Avec un navire bloqué devant le port depuis mardi matin, le champagne sorti la veille par Corsica Linea lors du petit apéritif de sa mise en service doit avoir un tout autre goût. Depuis, les interpellations et menaces se sont multipliées depuis la Corse. Mais même un recours en référé n’a pas débloqué la situation. Immédiatement après la décision du tribunal ordonnant ce vendredi après-midi à la CGT marins de laisser accoster le Stena Carrier, celui-ci a fait un nouvel essai infructueux, comme le montre ce relevé de position du site Marine Traffic.
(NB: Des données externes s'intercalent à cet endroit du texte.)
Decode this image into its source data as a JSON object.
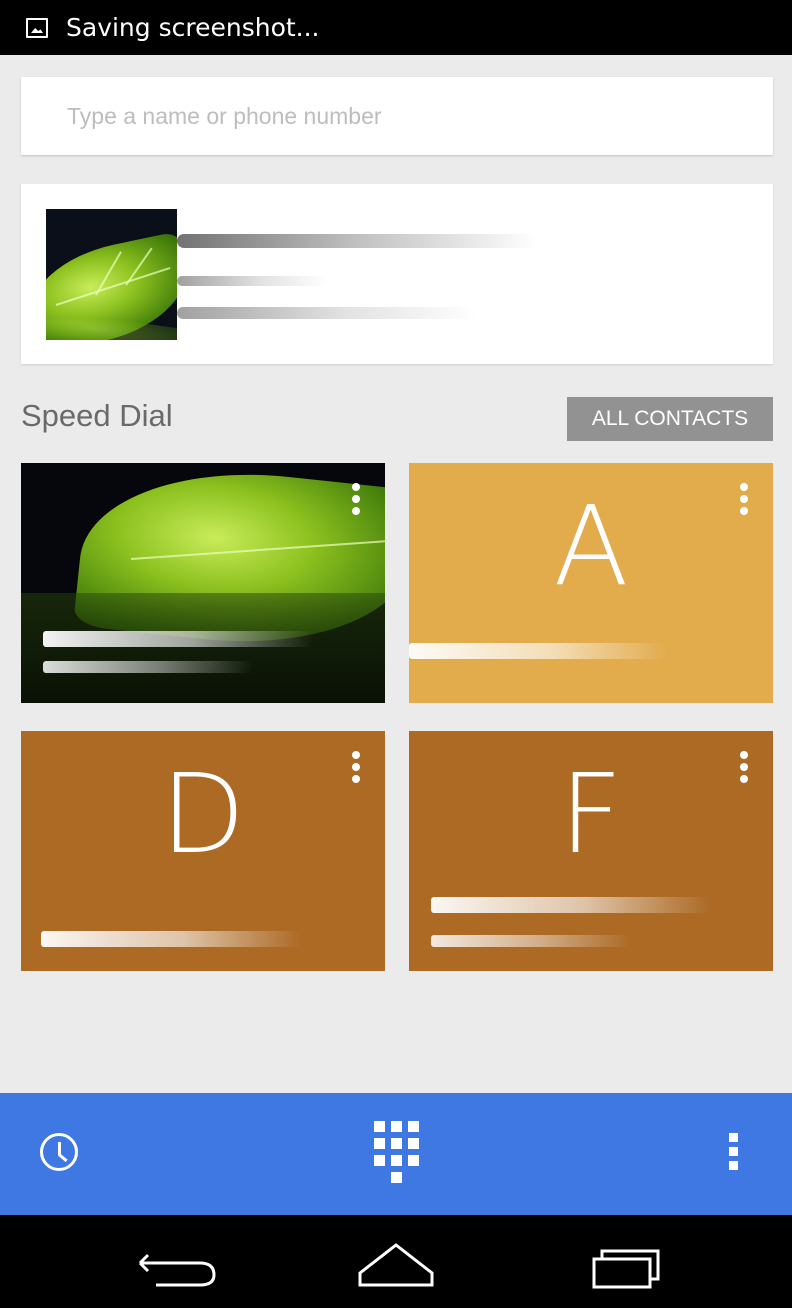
{
  "status_bar": {
    "text": "Saving screenshot..."
  },
  "search": {
    "placeholder": "Type a name or phone number",
    "value": ""
  },
  "speed_dial": {
    "title": "Speed Dial",
    "all_contacts_label": "ALL CONTACTS",
    "tiles": [
      {
        "type": "photo"
      },
      {
        "type": "letter",
        "letter": "A",
        "color": "#e2ab4c"
      },
      {
        "type": "letter",
        "letter": "D",
        "color": "#ac6a25"
      },
      {
        "type": "letter",
        "letter": "F",
        "color": "#ac6a25"
      }
    ]
  },
  "colors": {
    "bottom_bar": "#3f78e3",
    "background": "#ebebeb"
  },
  "icons": {
    "status": "screenshot-icon",
    "recent": "clock-icon",
    "dialpad": "dialpad-icon",
    "overflow": "overflow-menu-icon",
    "back": "back-icon",
    "home": "home-icon",
    "recents": "recent-apps-icon"
  }
}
Capture d'écran du site Marine Traffic vendredi à 16h30
Capture d’écran du site Marine Traffic vendredi à 16 h 30.

En fin d’après-midi, à l’issue d’une assemblée générale, le secrétaire de la CGT marins Frédéric Alpozzo, nommément visé par la plainte de Corsica Linea, appelait à la levée du blocus. Pas sûr que cela mette fin aux rondes du Stena Carrier. La ligne de défense de Yann Arnoux-Pollak, l’avocat de Frédéric Alpozzo et du syndicat était de minorer voire de nier leur responsabilité dans ce blocage, soulignant le large rassemblement que recouvre l’appel à la grève. Interrogé sur l’éventualité d’une décision défavorable du tribunal, le secrétaire du comité d’entreprise Marcel Faure (CGT) se faisait malicieux : « On fera un grand communiqué. » Sous-entendu : « Et on verra. »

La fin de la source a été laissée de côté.